Imprimer Partager

Allumage

L’allumage désignant l’inflammation du mélange gazeux provenant du carburateur, on ne doit employer ce mot que pour les moteurs à pistons des petits avions légers à hélice. Pour les turbopropulseurs et les réacteurs, on préférera le mot « démarrage », celui-ci s’effectuant généralement au moyen d’un groupe électrogène au sol (GPU pour « Ground Power Unit ») ou d’une petite turbine embarquée à bord de l’avion (APU pour « Auxiliary Power Unit »). La plupart des moteurs à pistons destinés à l’aviation sont dotés d’un système d’allumage dont les générateurs électriques sont appelés magnétos.

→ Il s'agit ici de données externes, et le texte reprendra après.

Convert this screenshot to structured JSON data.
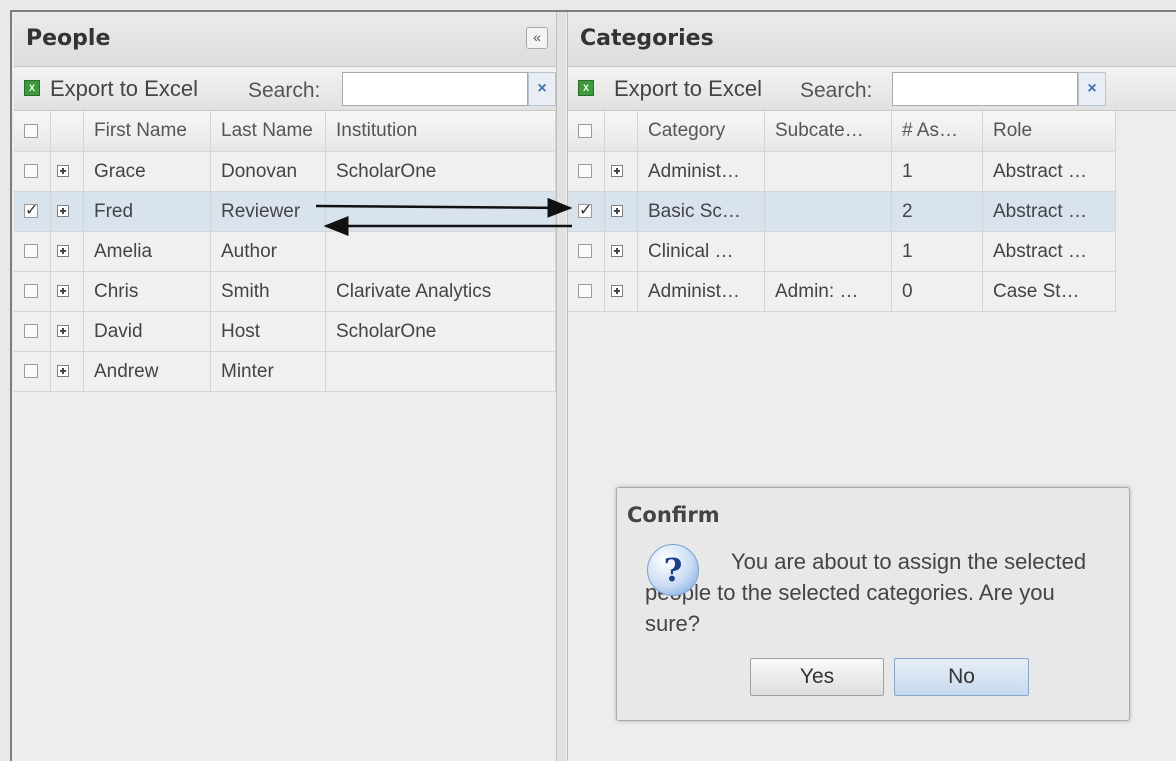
{
  "people_panel": {
    "title": "People",
    "collapse_icon": "double-chevron-left-icon",
    "collapse_glyph": "«",
    "export_label": "Export to Excel",
    "search_label": "Search:",
    "search_value": "",
    "search_clear": "×",
    "columns": [
      "First Name",
      "Last Name",
      "Institution"
    ],
    "rows": [
      {
        "checked": false,
        "first": "Grace",
        "last": "Donovan",
        "institution": "ScholarOne"
      },
      {
        "checked": true,
        "first": "Fred",
        "last": "Reviewer",
        "institution": ""
      },
      {
        "checked": false,
        "first": "Amelia",
        "last": "Author",
        "institution": ""
      },
      {
        "checked": false,
        "first": "Chris",
        "last": "Smith",
        "institution": "Clarivate Analytics"
      },
      {
        "checked": false,
        "first": "David",
        "last": "Host",
        "institution": "ScholarOne"
      },
      {
        "checked": false,
        "first": "Andrew",
        "last": "Minter",
        "institution": ""
      }
    ]
  },
  "categories_panel": {
    "title": "Categories",
    "export_label": "Export to Excel",
    "search_label": "Search:",
    "search_value": "",
    "search_clear": "×",
    "columns": [
      "Category",
      "Subcate…",
      "# As…",
      "Role"
    ],
    "rows": [
      {
        "checked": false,
        "category": "Administ…",
        "subcategory": "",
        "assigned": "1",
        "role": "Abstract …"
      },
      {
        "checked": true,
        "category": "Basic Sc…",
        "subcategory": "",
        "assigned": "2",
        "role": "Abstract …"
      },
      {
        "checked": false,
        "category": "Clinical …",
        "subcategory": "",
        "assigned": "1",
        "role": "Abstract …"
      },
      {
        "checked": false,
        "category": "Administ…",
        "subcategory": "Admin: …",
        "assigned": "0",
        "role": "Case St…"
      }
    ]
  },
  "dialog": {
    "title": "Confirm",
    "icon": "question-icon",
    "icon_glyph": "?",
    "message": "You are about to assign the selected people to the selected categories. Are you sure?",
    "yes_label": "Yes",
    "no_label": "No"
  },
  "colors": {
    "selected_row": "#d9e3ee",
    "panel_bg": "#ededed",
    "excel_icon": "#3d9a3d"
  }
}
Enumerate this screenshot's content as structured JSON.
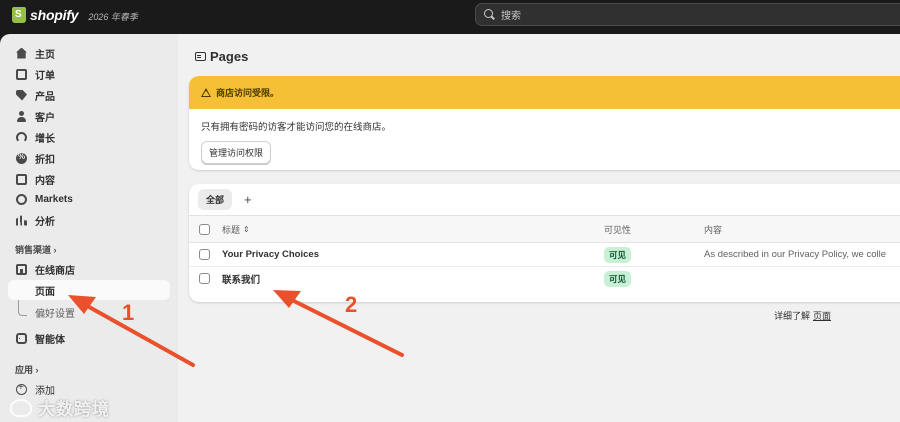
{
  "topbar": {
    "logo_text": "shopify",
    "edition": "2026 年春季",
    "search_placeholder": "搜索"
  },
  "sidebar": {
    "items": [
      {
        "label": "主页",
        "icon": "home-icon"
      },
      {
        "label": "订单",
        "icon": "inbox-icon"
      },
      {
        "label": "产品",
        "icon": "tag-icon"
      },
      {
        "label": "客户",
        "icon": "person-icon"
      },
      {
        "label": "增长",
        "icon": "gauge-icon"
      },
      {
        "label": "折扣",
        "icon": "discount-icon"
      },
      {
        "label": "内容",
        "icon": "content-icon"
      },
      {
        "label": "Markets",
        "icon": "globe-icon"
      },
      {
        "label": "分析",
        "icon": "bar-chart-icon"
      }
    ],
    "sales_channels_title": "销售渠道 ›",
    "online_store": "在线商店",
    "pages": "页面",
    "preferences": "偏好设置",
    "agents": "智能体",
    "apps_title": "应用 ›",
    "add": "添加"
  },
  "main": {
    "title": "Pages",
    "banner": {
      "heading": "商店访问受限。",
      "body": "只有拥有密码的访客才能访问您的在线商店。",
      "button": "管理访问权限"
    },
    "table": {
      "tab_all": "全部",
      "tab_add": "+",
      "columns": [
        "标题",
        "可见性",
        "内容"
      ],
      "rows": [
        {
          "title": "Your Privacy Choices",
          "visibility": "可见",
          "content": "As described in our Privacy Policy, we colle"
        },
        {
          "title": "联系我们",
          "visibility": "可见",
          "content": ""
        }
      ]
    },
    "learn_more_prefix": "详细了解",
    "learn_more_link": "页面"
  },
  "annotations": {
    "label_1": "1",
    "label_2": "2",
    "arrow_color": "#e9502b"
  },
  "watermark": "大数跨境",
  "colors": {
    "banner_yellow": "#f6c036",
    "badge_green": "#c8f0d4",
    "topbar": "#1a1a1a"
  }
}
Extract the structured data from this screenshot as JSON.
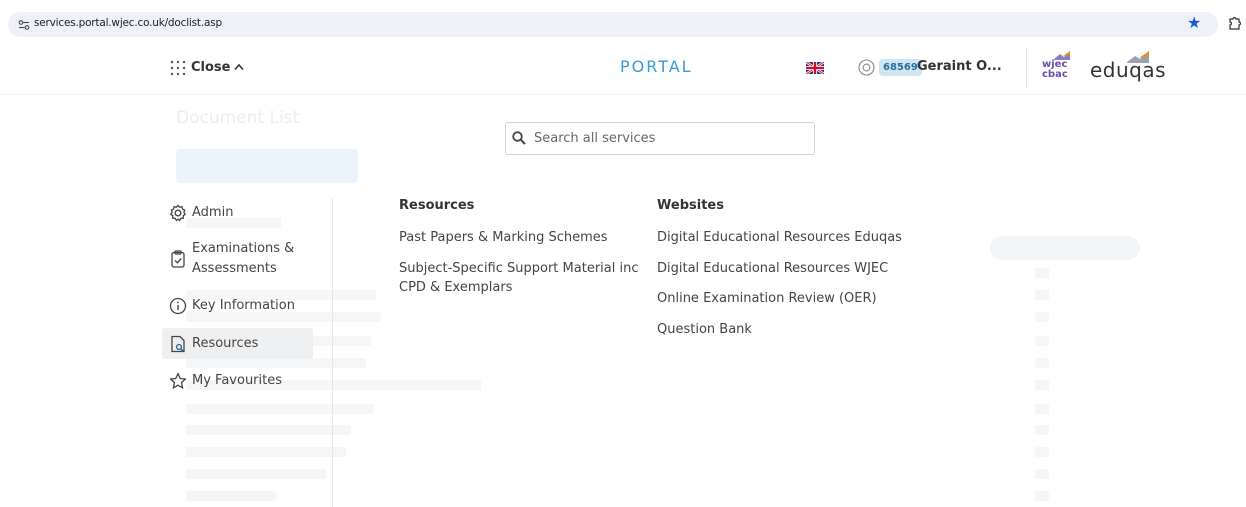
{
  "browser": {
    "url": "services.portal.wjec.co.uk/doclist.asp"
  },
  "header": {
    "menu_toggle_label": "Close",
    "portal_title": "PORTAL",
    "user_id": "68569",
    "user_name": "Geraint O...",
    "logo_wjec_line1": "wjec",
    "logo_wjec_line2": "cbac",
    "logo_eduqas": "eduqas"
  },
  "search": {
    "placeholder": "Search all services"
  },
  "sidebar": {
    "items": [
      {
        "label": "Admin",
        "icon": "gear-icon"
      },
      {
        "label_line1": "Examinations &",
        "label_line2": "Assessments",
        "icon": "clipboard-check-icon"
      },
      {
        "label": "Key Information",
        "icon": "info-icon"
      },
      {
        "label": "Resources",
        "icon": "document-search-icon",
        "active": true
      },
      {
        "label": "My Favourites",
        "icon": "star-icon"
      }
    ]
  },
  "resources": {
    "heading": "Resources",
    "links": [
      "Past Papers & Marking Schemes",
      "Subject-Specific Support Material inc",
      "CPD & Exemplars"
    ]
  },
  "websites": {
    "heading": "Websites",
    "links": [
      "Digital Educational Resources Eduqas",
      "Digital Educational Resources WJEC",
      "Online Examination Review (OER)",
      "Question Bank"
    ]
  },
  "background": {
    "title": "Document List"
  },
  "colors": {
    "accent": "#3a9bd4",
    "badge_bg": "#cfe6f5",
    "active_item_bg": "#eeeff1"
  }
}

C’est ce qui constitue leur principale différence avec un moteur automobile : ce sont en effet ces magnétos et non la batterie qui alimentent les bougies fournissant l’étincelle électrique nécessaire à l’allumage. Par mesure de sécurité, un moteur d’avion dispose toujours de deux circuits d’allumage indépendants.

Altimètre

L’altimètre est l’instrument de bord permettant au pilote de connaître l’altitude de son appareil par rapport au niveau de la mer ou sa hauteur par rapport au sol. Il s’agit en fait d’un baromètre, c’est-à dire d’un instrument servant à mesurer la pression de l’atmosphère. Celle-ci décroissant avec l’altitude, il suffit donc de comparer la pression régnant à l’extérieur de l’avion avec une pression donnée, la pression correspondant au niveau de la mer étant de 1 013,25 hectopascals (hPa). Equipé d’un cadran, l’altimètre convertit cette différence de pression en une altitude exprimée en pieds.

Altitude

D’une manière stricte, l’altitude désigne l’élévation d’un point par rapport au niveau de la mer alors que le terme « hauteur » désigne celle par rapport au sol. En aéronautique, l’altitude est généralement exprimée en pieds (feet), cette mesure anglo-saxonne équivalant à 30,48 cm. Lorsqu’un avion vole à 10 000 pieds, on dit qu’il est au niveau de vol 100 : l’expression utilisée est FL 100, FL pour « Flight Level ». La connaissance de l’altitude d’un avion est évidemment essentielle pour éviter tout risque de collision soit avec un relief soit entre deux appareils. C’est pourquoi des normes internationales fixent la distance de séparation verticale minimale devant exister entre deux avions en vol.

Altitude de croisière

On appelle « altitude de croisière » le niveau de vol (FL pour « Flight Level ») auquel se déroule la majeure partie du vol de l’avion, après le décollage et avant l’atterrissage. Choisie très tôt dans le processus de conception d’un appareil, elle correspond à l’altitude à laquelle l’avion aura son meilleur rendement en terme de vitesse et de consommation de carburant. Elle varie donc énormément selon les types d’appareil : celle d’un petit avion comme le Cessna 350 est de 18 000 pieds, celle d’un avion de ligne comme l’Airbus A320 est de 35 000 pieds, celle du Concorde était de 50 000 pieds. L’altitude de croisière doit être indiquée dans le plan de vol de l’appareil.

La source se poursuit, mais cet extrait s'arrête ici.